Looper
Here’s what’s so awesome about Looper: It’s a futuristic time-travel movie in which more or less the entire last hour takes place on a farm. And that’s just one of the many ways writer-director Rian Johnson subverts expectations. This is a “you know what would be cool?” movie that considers the real-world ramifications of its science-fiction whiz-bang, and a film of ideas that doesn’t skimp on the action. Most of all, Looper asks questions about whether a man’s destiny is locked into place—not because the future has already been written, but because of the kind of person he is.

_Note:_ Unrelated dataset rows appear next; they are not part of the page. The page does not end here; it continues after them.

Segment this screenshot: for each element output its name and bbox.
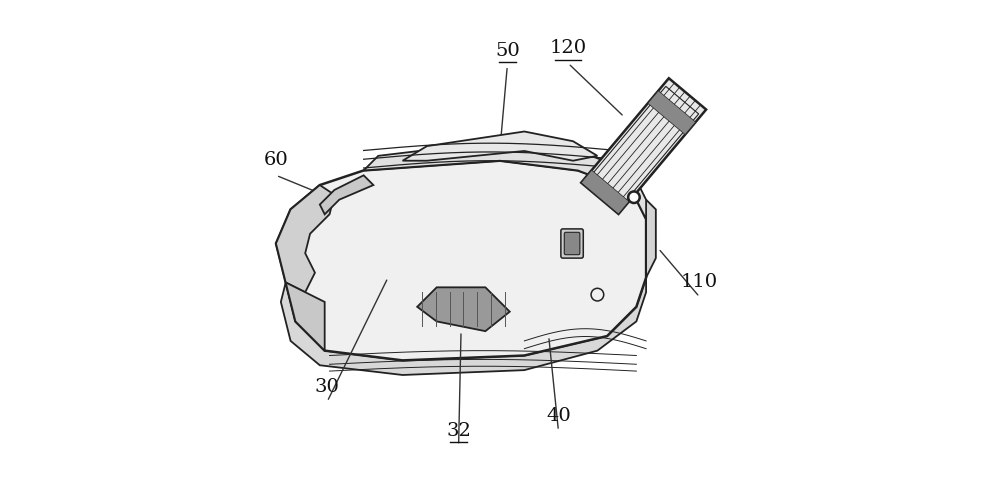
FancyBboxPatch shape (561, 229, 583, 258)
Text: 120: 120 (550, 39, 587, 57)
Polygon shape (364, 141, 646, 219)
Text: 40: 40 (546, 407, 571, 425)
Text: 50: 50 (495, 42, 520, 60)
Text: 30: 30 (315, 378, 340, 396)
Text: 32: 32 (446, 422, 471, 440)
Text: 110: 110 (681, 273, 718, 291)
Polygon shape (581, 170, 629, 214)
Polygon shape (648, 91, 696, 134)
FancyBboxPatch shape (564, 232, 580, 255)
Polygon shape (581, 78, 706, 214)
Polygon shape (320, 175, 373, 214)
Polygon shape (403, 131, 597, 161)
Polygon shape (286, 282, 325, 351)
Circle shape (628, 191, 640, 204)
Circle shape (630, 193, 638, 201)
Text: 60: 60 (264, 151, 288, 169)
Polygon shape (646, 200, 656, 278)
Polygon shape (417, 287, 510, 331)
Polygon shape (276, 185, 334, 292)
Polygon shape (281, 278, 646, 375)
Polygon shape (276, 161, 646, 360)
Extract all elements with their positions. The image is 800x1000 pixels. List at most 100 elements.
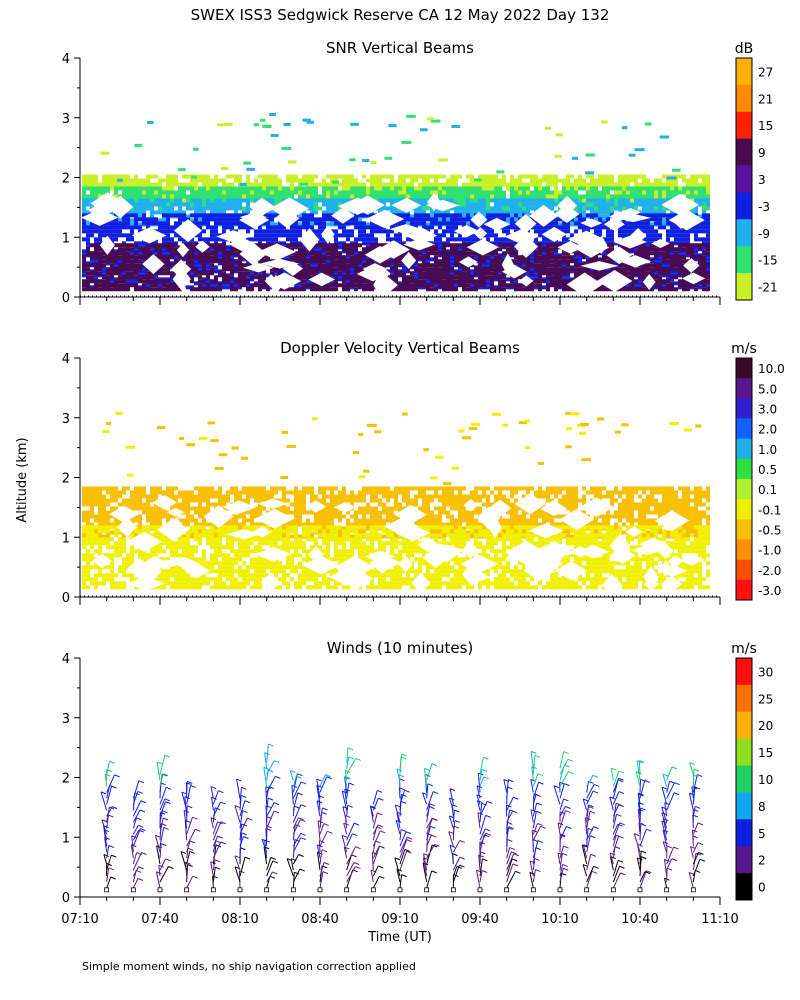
band-cell (406, 195, 410, 199)
band-cell (198, 175, 202, 179)
band-cell (174, 213, 178, 217)
band-cell (334, 198, 338, 202)
band-cell (646, 221, 650, 225)
band-cell (394, 186, 398, 190)
band-cell (550, 190, 554, 194)
band-cell (630, 175, 634, 179)
band-cell (134, 267, 138, 271)
band-cell (318, 225, 322, 229)
band-cell (426, 194, 430, 198)
band-cell (662, 183, 666, 187)
band-cell (178, 213, 182, 217)
band-cell (162, 198, 166, 202)
band-cell (606, 229, 610, 233)
band-cell (686, 186, 690, 190)
band-cell (106, 271, 110, 275)
band-cell (170, 237, 174, 241)
band-cell (482, 210, 486, 214)
band-cell (222, 229, 226, 233)
band-cell (674, 229, 678, 233)
band-cell (566, 183, 570, 187)
band-cell (658, 194, 662, 198)
band-cell (114, 279, 118, 283)
band-cell (138, 247, 142, 251)
band-cell (374, 225, 378, 229)
band-cell (706, 187, 710, 191)
band-cell (178, 198, 182, 202)
band-cell (578, 175, 582, 179)
band-cell (598, 190, 602, 194)
band-cell (114, 267, 118, 271)
band-cell (610, 198, 614, 202)
band-cell (490, 198, 494, 202)
band-cell (454, 221, 458, 225)
band-cell (126, 259, 130, 263)
band-cell (606, 179, 610, 183)
band-cell (666, 194, 670, 198)
band-cell (402, 183, 406, 187)
band-cell (670, 190, 674, 194)
band-cell (86, 225, 90, 229)
band-cell (174, 221, 178, 225)
band-cell (386, 237, 390, 241)
band-cell (262, 187, 266, 191)
band-cell (358, 194, 362, 198)
band-cell (110, 187, 114, 191)
band-cell (162, 179, 166, 183)
band-cell (170, 202, 174, 206)
band-cell (642, 186, 646, 190)
band-cell (478, 194, 482, 198)
band-cell (94, 263, 98, 267)
band-cell (310, 217, 314, 221)
band-cell (246, 206, 250, 210)
band-cell (602, 190, 606, 194)
band-cell (394, 194, 398, 198)
band-cell (450, 217, 454, 221)
band-cell (602, 210, 606, 214)
band-cell (470, 210, 474, 214)
band-cell (650, 213, 654, 217)
band-cell (286, 237, 290, 241)
band-cell (534, 202, 538, 206)
band-cell (394, 183, 398, 187)
band-cell (246, 225, 250, 229)
band-cell (98, 255, 102, 259)
band-cell (382, 206, 386, 210)
band-cell (386, 183, 390, 187)
band-cell (446, 213, 450, 217)
band-cell (186, 183, 190, 187)
band-cell (326, 202, 330, 206)
band-cell (238, 190, 242, 194)
band-cell (126, 221, 130, 225)
band-cell (86, 279, 90, 283)
band-cell (350, 229, 354, 233)
band-cell (494, 190, 498, 194)
band-cell (706, 191, 710, 195)
band-cell (542, 186, 546, 190)
band-cell (302, 217, 306, 221)
band-cell (254, 233, 258, 237)
band-cell (238, 206, 242, 210)
band-cell (230, 225, 234, 229)
band-cell (258, 233, 262, 237)
band-cell (130, 190, 134, 194)
band-cell (134, 217, 138, 221)
band-cell (222, 179, 226, 183)
band-cell (422, 194, 426, 198)
band-cell (110, 229, 114, 233)
band-cell (230, 175, 234, 179)
band-cell (130, 283, 134, 287)
band-cell (538, 190, 542, 194)
band-cell (646, 206, 650, 210)
band-cell (446, 179, 450, 183)
band-cell (194, 187, 198, 191)
band-cell (654, 202, 658, 206)
band-cell (198, 213, 202, 217)
band-cell (126, 186, 130, 190)
band-cell (150, 186, 154, 190)
band-cell (326, 175, 330, 179)
band-cell (346, 179, 350, 183)
band-cell (114, 183, 118, 187)
band-cell (658, 213, 662, 217)
band-cell (662, 218, 666, 222)
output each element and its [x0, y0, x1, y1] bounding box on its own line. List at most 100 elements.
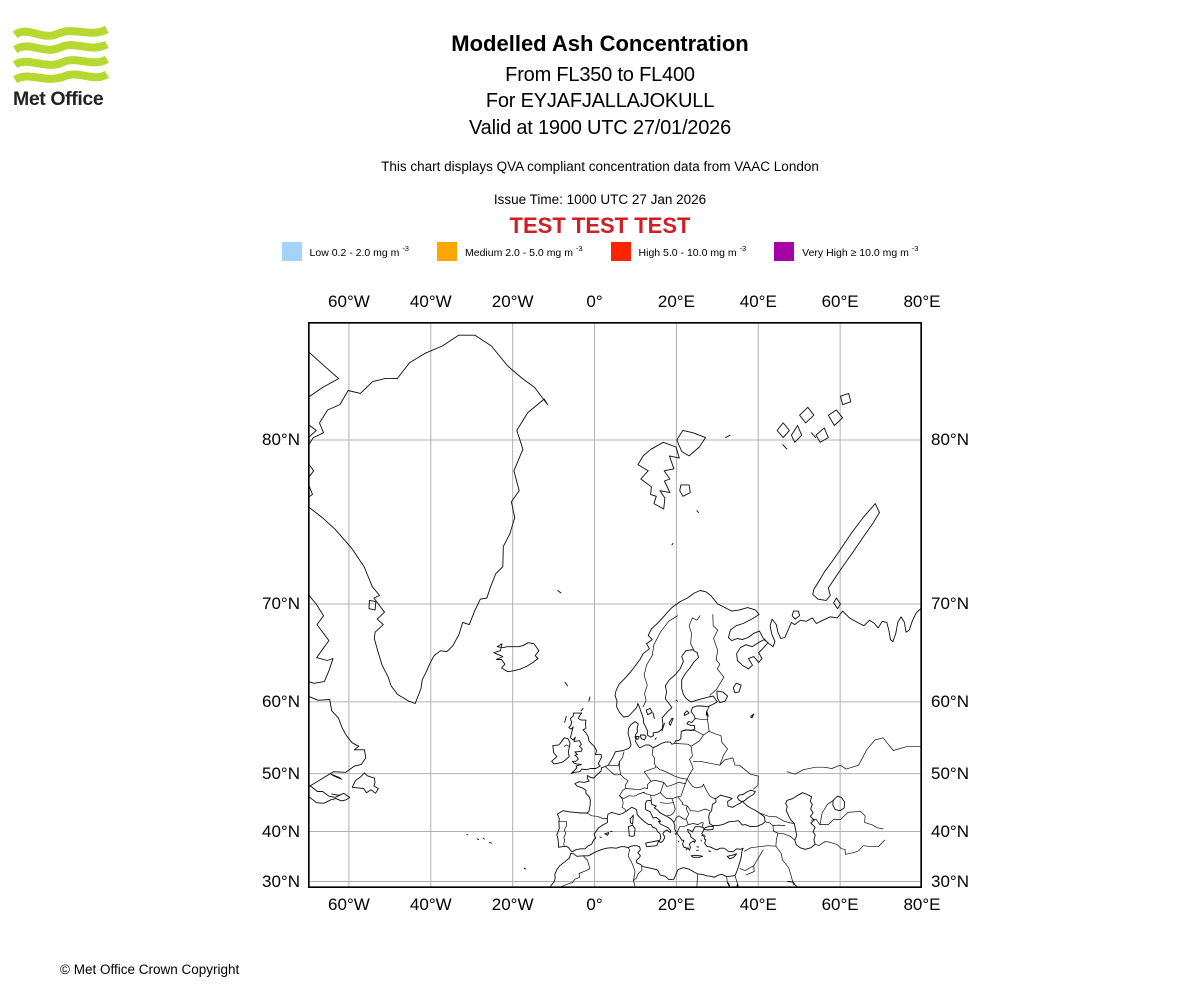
coastline: [557, 590, 562, 594]
lat-tick-label: 50°N: [931, 763, 969, 783]
lon-tick-label: 60°W: [328, 895, 370, 914]
country-border: [777, 832, 796, 841]
country-border: [745, 865, 755, 876]
legend-swatch: [281, 242, 302, 261]
coastline: [696, 510, 699, 513]
lon-tick-label: 60°W: [328, 292, 370, 311]
issue-time: Issue Time: 1000 UTC 27 Jan 2026: [493, 192, 707, 207]
coastline: [548, 590, 922, 888]
coastline: [645, 707, 653, 716]
country-border: [680, 729, 704, 736]
coastline: [331, 793, 341, 796]
coastline: [668, 718, 674, 726]
coastline: [726, 853, 738, 860]
lat-tick-label: 80°N: [262, 430, 300, 449]
lon-tick-label: 80°E: [903, 292, 941, 311]
lon-tick-label: 20°E: [657, 292, 695, 311]
country-border: [708, 730, 728, 766]
coastline: [308, 350, 340, 399]
country-border: [786, 737, 922, 775]
country-border: [642, 615, 678, 708]
lat-tick-label: 60°N: [262, 691, 300, 711]
lat-tick-label: 30°N: [262, 871, 300, 891]
coastline: [654, 737, 657, 740]
coastline: [580, 707, 584, 712]
coastline: [564, 681, 568, 687]
coastline: [330, 773, 343, 780]
lon-tick-label: 0°: [586, 292, 603, 311]
lon-tick-label: 20°W: [491, 895, 534, 914]
coastline: [815, 427, 829, 443]
logo-wave: [13, 40, 109, 54]
lon-tick-label: 20°W: [491, 292, 534, 311]
coastline: [351, 772, 379, 794]
coastline: [736, 639, 769, 670]
country-border: [633, 865, 643, 881]
coastline: [708, 794, 766, 828]
country-border: [696, 873, 699, 888]
coastline: [628, 824, 636, 837]
country-border: [739, 849, 764, 871]
legend-item: High 5.0 - 10.0 mg m -3: [610, 242, 747, 261]
country-border: [688, 617, 694, 651]
country-border: [619, 791, 652, 801]
lat-tick-label: 40°N: [931, 821, 969, 841]
country-border: [558, 855, 591, 888]
coastline: [482, 837, 485, 840]
country-border: [759, 812, 795, 824]
country-border: [604, 766, 622, 776]
lon-tick-label: 40°W: [409, 292, 452, 311]
coastline: [701, 834, 704, 837]
country-border: [864, 822, 884, 830]
legend-item: Medium 2.0 - 5.0 mg m -3: [436, 242, 583, 261]
coastline: [588, 696, 591, 702]
graticule: [308, 322, 922, 888]
lon-tick-label: 60°E: [821, 895, 859, 914]
coastline: [785, 792, 816, 850]
country-border: [690, 718, 710, 747]
country-border: [811, 810, 866, 825]
lon-tick-label: 40°W: [409, 895, 452, 914]
coastline: [564, 715, 567, 723]
legend-label: Medium 2.0 - 5.0 mg m -3: [464, 244, 583, 259]
logo-wordmark: Met Office: [13, 88, 104, 110]
legend-swatch: [610, 242, 631, 261]
legend-label: High 5.0 - 10.0 mg m -3: [638, 244, 747, 259]
legend-superscript: -3: [739, 244, 747, 253]
lon-tick-label: 0°: [586, 895, 603, 914]
country-border: [671, 783, 686, 799]
subtitle-flight-level: From FL350 to FL400: [505, 64, 695, 86]
legend-label: Very High ≥ 10.0 mg m -3: [802, 244, 919, 259]
country-border: [814, 841, 846, 855]
lon-tick-label: 40°E: [739, 292, 777, 311]
met-office-logo: [13, 25, 109, 84]
coastline: [308, 784, 351, 804]
country-border: [619, 751, 629, 789]
lat-tick-label: 30°N: [931, 871, 969, 891]
coastline: [776, 422, 790, 439]
country-border: [619, 788, 626, 812]
coastline: [308, 695, 367, 789]
coastline: [604, 832, 610, 836]
coastline: [716, 690, 729, 704]
subtitle-volcano: For EYJAFJALLAJOKULL: [485, 90, 715, 112]
subtitle-valid-time: Valid at 1900 UTC 27/01/2026: [469, 117, 731, 139]
map: [308, 322, 922, 888]
coastline: [683, 710, 690, 716]
coastline: [708, 850, 711, 853]
coastline: [799, 406, 815, 424]
coastline: [840, 392, 852, 406]
country-border: [775, 845, 794, 886]
country-border: [586, 812, 608, 819]
country-border: [674, 815, 687, 823]
country-border: [685, 805, 705, 830]
country-border: [692, 757, 759, 790]
country-border: [651, 747, 688, 780]
country-border: [703, 783, 717, 799]
coastline: [629, 814, 634, 825]
coastlines: [308, 334, 922, 888]
country-border: [709, 614, 725, 696]
country-border: [625, 766, 657, 791]
coastline: [466, 833, 469, 836]
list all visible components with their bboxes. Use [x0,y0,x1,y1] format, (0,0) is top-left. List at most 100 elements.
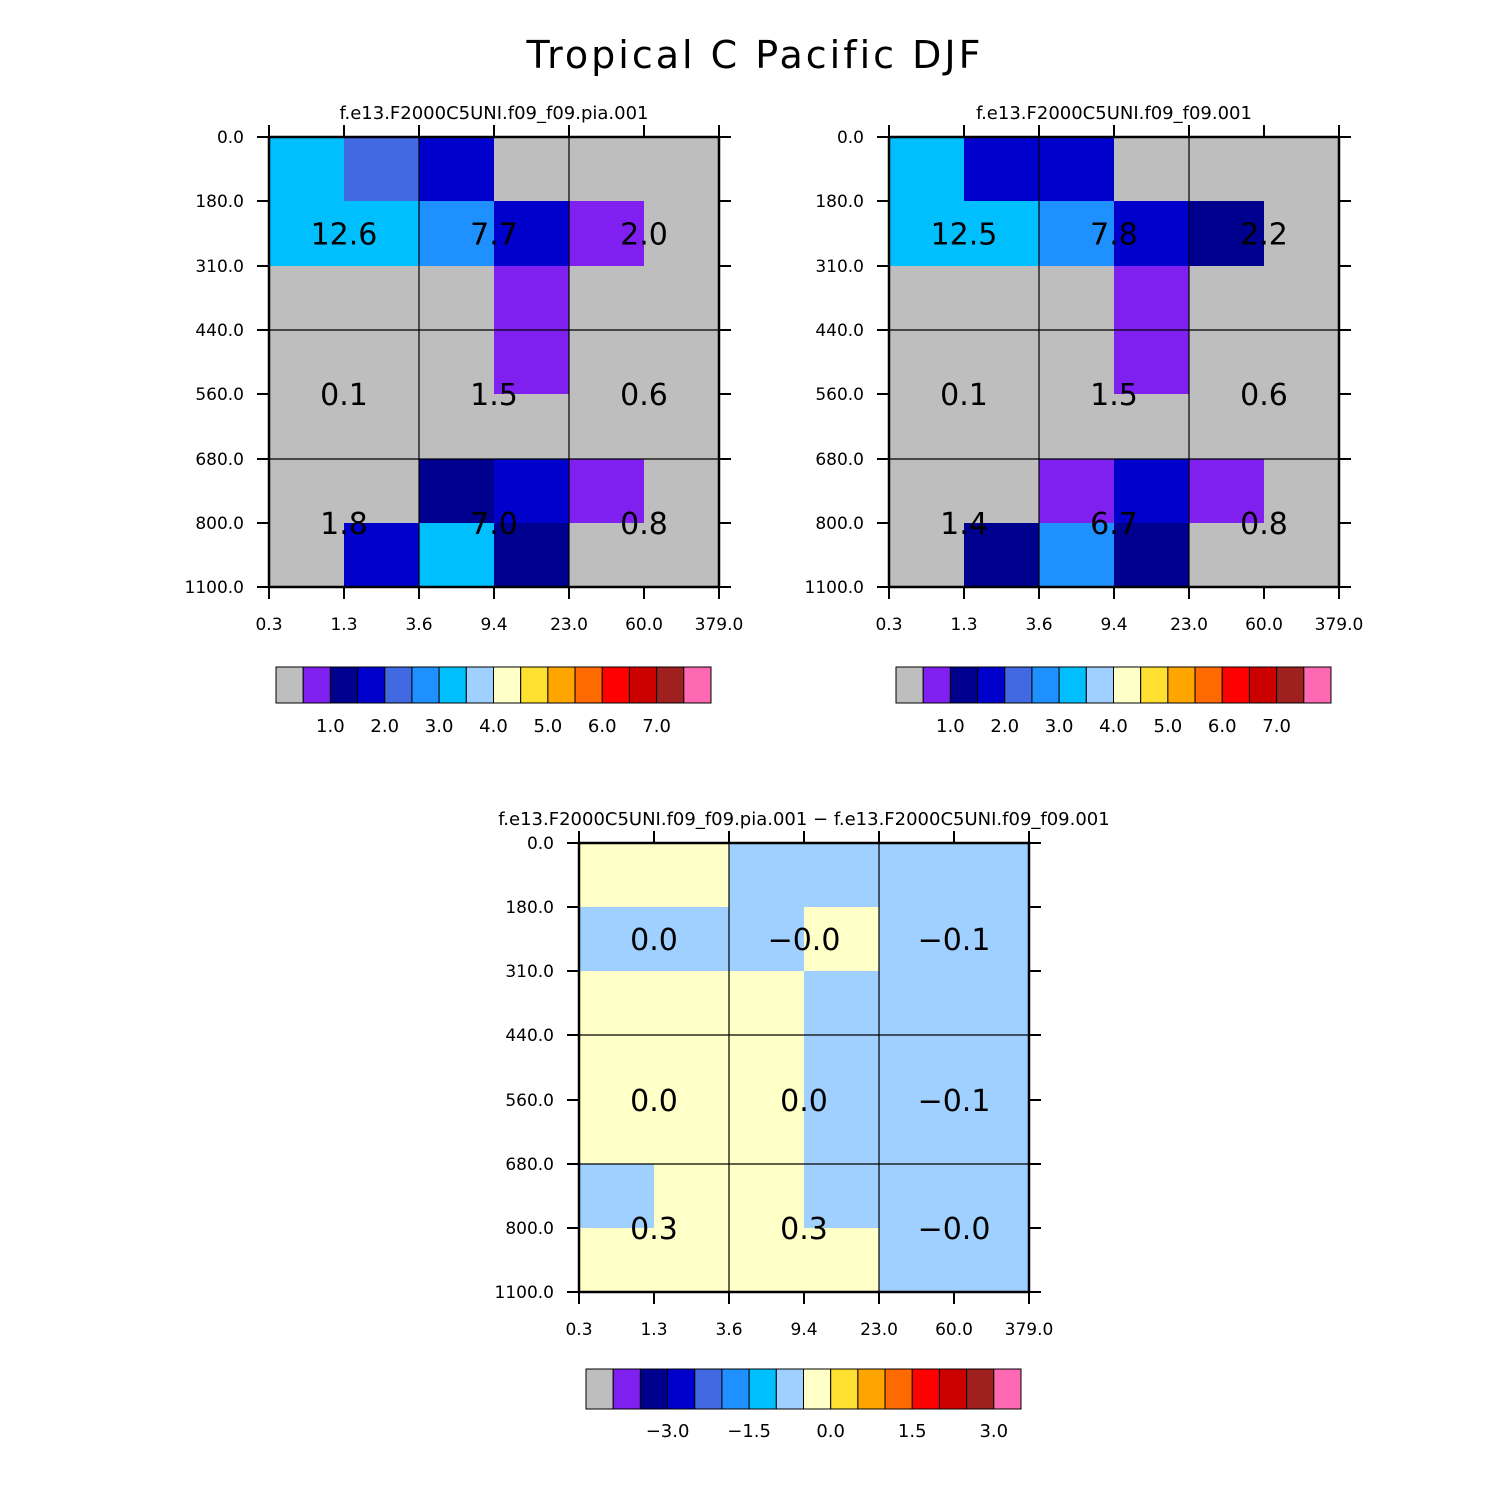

Joseph Gordon-Levitt stars as a lifelong ne’er-do-well who takes a job as a specialized kind of assassin, who kills and disposes of people sent back through time by the gangsters of the future. As Gordon-Levitt explains up top in voiceover, once time-travel has been discovered—a few decades after 2044, when Looper is mostly set—it’s immediately outlawed, and becomes the province of a demimonde that uses the technology to cover up its crimes. Gordon-Levitt was recruited into this “looper” job as a kid, which is almost like winning the lottery in the world of 2044. Loopers dress snappy, drive souped-up jet-propulsion vehicles, carry booming old-timey rifles, and get paid in silver bars, all of which places them among the upper-middle-class of the mid-21st century.
Problems ensue once Gordon-Levitt and the other loopers start recognizing that they’re increasingly each being asked to kill older versions of themselves, which “closes the loop” and ends their contracts, complete with a big payday and a retirement party. Some are wary of the implications of this, wondering what’ll happen to them in the decades to come, though most are too busy spending their bonus money to dwell on it for long. Then Gordon-Levitt’s older self—played by Bruce Willis—comes back, escapes, and announces that he’s going to fix everything, via extraordinary measures that Gordon-Levitt is determined to stop.
Viewers may bicker afterward about whether the time-travel in Looper makes sense—a criticism Johnson attempts to defuse via Willis’ comment that the whole process is “cloudy”—but undoubtedly the world of Looper has been carefully planned. Johnson doesn’t just throw cultural, societal, or fashion trends into the movie for weirdness’ sake; he makes the characters’ retro clothing central to the movie’s “everything recurs” theme, and he works the existence of telekinesis and roving vagrant mobs subtly into the background of the action, so he can foreground them as needed.
That level of care extends to the supporting roles and performances, which do more than just take up the spaces around Gordon-Levitt and Willis. Johnson makes good use of the usually bothersome Paul Dano, who puts his shriller attributes into play as a flashy looper whose problems plague Gordon-Levitt. Piper Perabo and Garret Dillahunt each get a couple of showcase scenes, as a showgirl and an enforcer, respectively. Jeff Daniels is hilariously world-weary and rumpled as a mob boss from the future who’s back in 2044 reluctantly monitoring the looper program. (Daniels has Looper’s best lines, which is saying something, because as Johnson showed with his Brick and The Brothers Bloom, he has a good ear for dialogue.)
But the heart of the movie belongs to Emily Blunt, as an iron-willed farmer looking after her whip-smart son (Pierce Gagnon, who gives one of the most assured performances by a child in movies this year, running a close second to Quvenzhané Wallis in Beasts Of The Southern Wild). After Willis escapes Gordon-Levitt, the latter determines that Willis will head to Blunt’s farm eventually, so he camps out there, and gets involved in the life of this steely woman and her strange little boy. Just when it seems like Looper is gearing up for a mind-blowing adventure in the distant future, it settles into more down-to-earth shootouts and chases in city streets and country roads, all haunted by the prospect of what the audience has been told will become of these shooters and chasers.
Outside of one jarring timeline hiccup, Looper’s how-the-present-affects-the-future shenanigans don’t jumble the narrative significantly. (Though there is one cool visual sequence that takes a few seconds to process, as a looper from the future watches his body fall apart while his past self is getting vivisected.) That’s because Looper isn’t playing clever time-games for their own sake, but rather considering their impact on the characters. Johnson’s main visual motif is cloudiness, suggesting how moments curl around each other, forming patterns. A lot of the people in Looper are dealing with similar issues—addiction, dead parents, life-changing love affairs—and the movie subtly explores the ways their mistakes recur, from life to life and time to time.
Comparisons to 12 Monkeys are inevitable, given Willis’ presence, though really, Looper is reminiscent of The Matrix—not so much in terms of its style or plot, but in that it’s so fully realized, and populated with memorable scenes and delightful character turns. And like The Matrix, Looper has a strong emotional core, as its two protagonists—young and old—embody the cycle of selfishness they see all around them, and show the potential for one person to break it. The odd logical inconsistency aside, Looper is a remarkable feat of imagination and execution, entertaining from start to finish, even as it asks the audience to contemplate how and why humanity keeps making the same rotten mistakes.